Encor que j’ay dit au commencement que le gouvernement de Royaume est Monarchique, toutesfois on peut voir par ce que je viens de dire, & diray, qu’il n’y a pas peu de l’Aristocratie meslée. Car encor qu’il faille que tout ce qui est ordonné par le Magistrat, soit confirmé du Roy par requestes à luy presenteez : il ne decrete toutesfois rien touchant aucune chose, qu’il n’en soit premièrement sollicité, ou adverti par les Magistratz. Mais si quelque homme privé presente requeste au Roy (ce que peu font, d’autant qu’il faut qu’elles soient premièrement visiteez & approuveez par certain Magistrat, que d’estre envoieez au Roy ) si le Roy a envie de l’accorder à la première apostille il souscrit quasi ainsi, Le Siège auquel il appartient, voie cete requeste, & m’advertise de ce qu’il luy semble bon de faire. Cela se doit tenir du tout hors de doute, que j’ay soigneusement observé, qu’il n’est pas absolument permis au Roy de faire à qui que ce soit aucun present d’argent, donner un ou plusieurs offices de Magistrature, sinon qu’il en soie prié par quel qu’un des Mandarins.
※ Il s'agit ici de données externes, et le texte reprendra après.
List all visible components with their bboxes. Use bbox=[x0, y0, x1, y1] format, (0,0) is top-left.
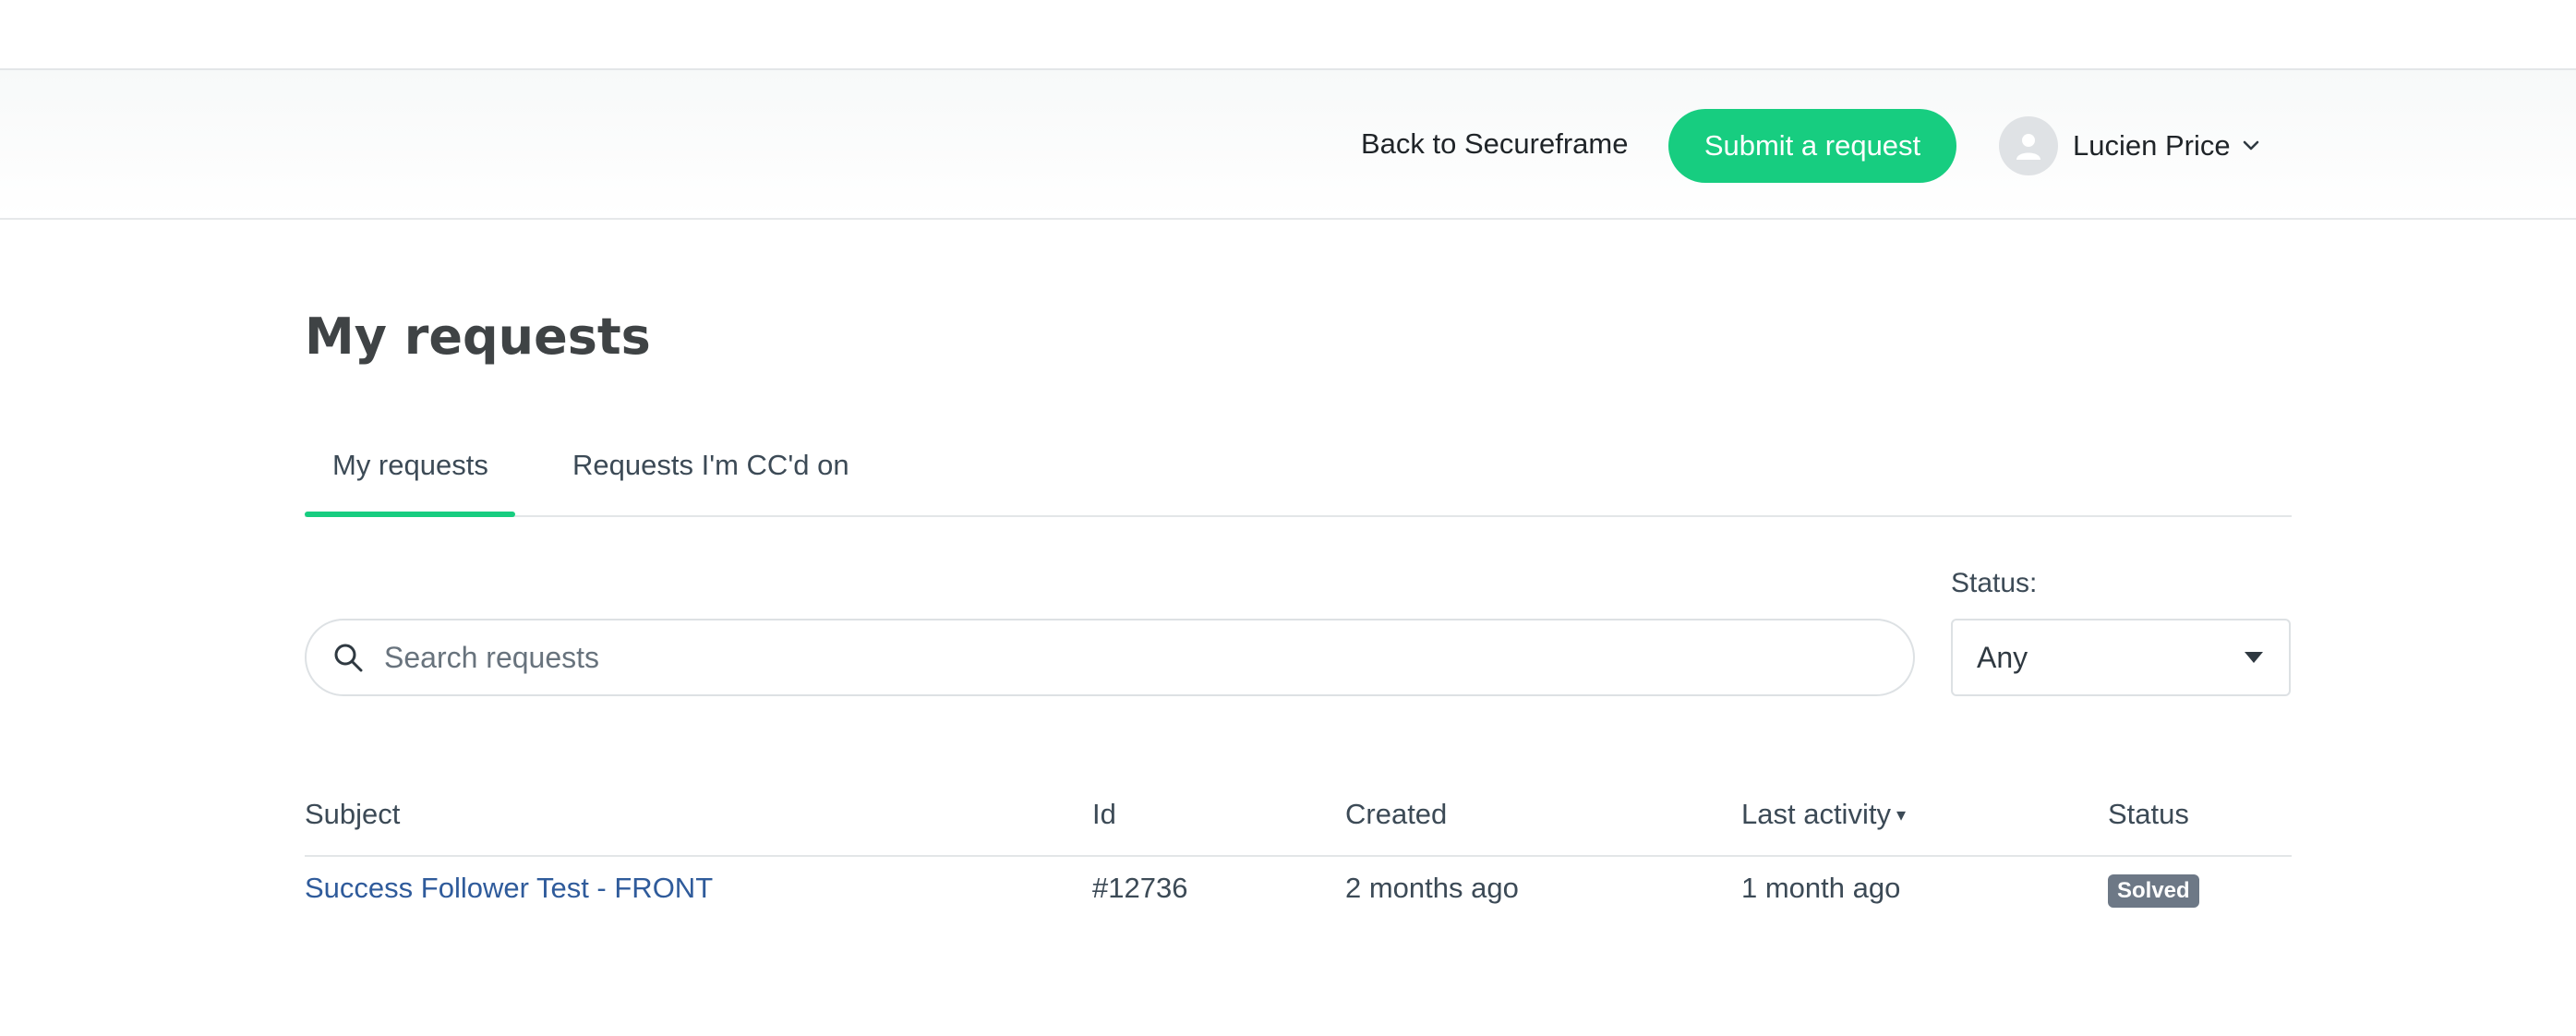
tab-cc-requests[interactable]: Requests I'm CC'd on bbox=[572, 449, 849, 482]
caret-down-icon bbox=[2245, 652, 2263, 663]
status-select-value: Any bbox=[1977, 640, 2028, 674]
tab-my-requests[interactable]: My requests bbox=[332, 449, 488, 482]
page-title: My requests bbox=[305, 307, 651, 366]
user-name: Lucien Price bbox=[2073, 129, 2231, 162]
status-badge: Solved bbox=[2108, 874, 2199, 908]
submit-request-button[interactable]: Submit a request bbox=[1668, 109, 1956, 183]
table-header: Subject Id Created Last activity ▾ Status bbox=[305, 785, 2292, 857]
chevron-down-icon bbox=[2242, 139, 2260, 152]
sort-desc-icon: ▾ bbox=[1896, 805, 1906, 825]
status-select[interactable]: Any bbox=[1951, 619, 2291, 696]
search-box[interactable] bbox=[305, 619, 1915, 696]
column-header-created[interactable]: Created bbox=[1345, 798, 1447, 831]
request-last-activity: 1 month ago bbox=[1741, 872, 1901, 904]
column-header-id[interactable]: Id bbox=[1092, 798, 1116, 831]
user-menu[interactable]: Lucien Price bbox=[1999, 116, 2260, 175]
request-created: 2 months ago bbox=[1345, 872, 1519, 904]
requests-table: Subject Id Created Last activity ▾ Status… bbox=[305, 785, 2292, 908]
request-id: #12736 bbox=[1092, 872, 1188, 904]
request-subject-link[interactable]: Success Follower Test - FRONT bbox=[305, 872, 713, 905]
search-icon bbox=[332, 642, 364, 673]
user-avatar-icon bbox=[1999, 116, 2058, 175]
search-input[interactable] bbox=[382, 639, 1860, 676]
top-bar bbox=[0, 0, 2576, 70]
column-header-last-activity[interactable]: Last activity ▾ bbox=[1741, 798, 1906, 831]
active-tab-indicator bbox=[305, 512, 515, 517]
column-header-last-activity-label: Last activity bbox=[1741, 798, 1891, 830]
request-tabs: My requests Requests I'm CC'd on bbox=[305, 434, 2292, 517]
request-status-cell: Solved bbox=[2108, 872, 2199, 908]
column-header-subject[interactable]: Subject bbox=[305, 798, 400, 831]
back-to-secureframe-link[interactable]: Back to Secureframe bbox=[1361, 127, 1628, 161]
status-filter-label: Status: bbox=[1951, 568, 2038, 598]
column-header-status[interactable]: Status bbox=[2108, 798, 2189, 831]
Mais cela ne se doit pas entendre comme si le Roy ne pouvoit d’autorité privée eslargir des dons à ceux qui demeurent dans l’enclos du palais  : car il a souvent accoustumé de le faire de toute ancienneté, & par la loy qui permet à chascun d’honorer ses amis de sa despense domestique. Mais cela n’est pas reputé entre les bien-faictz publicz, veu que ces dons du Roy ne sont pas du thresor public, mais du revenu particulier.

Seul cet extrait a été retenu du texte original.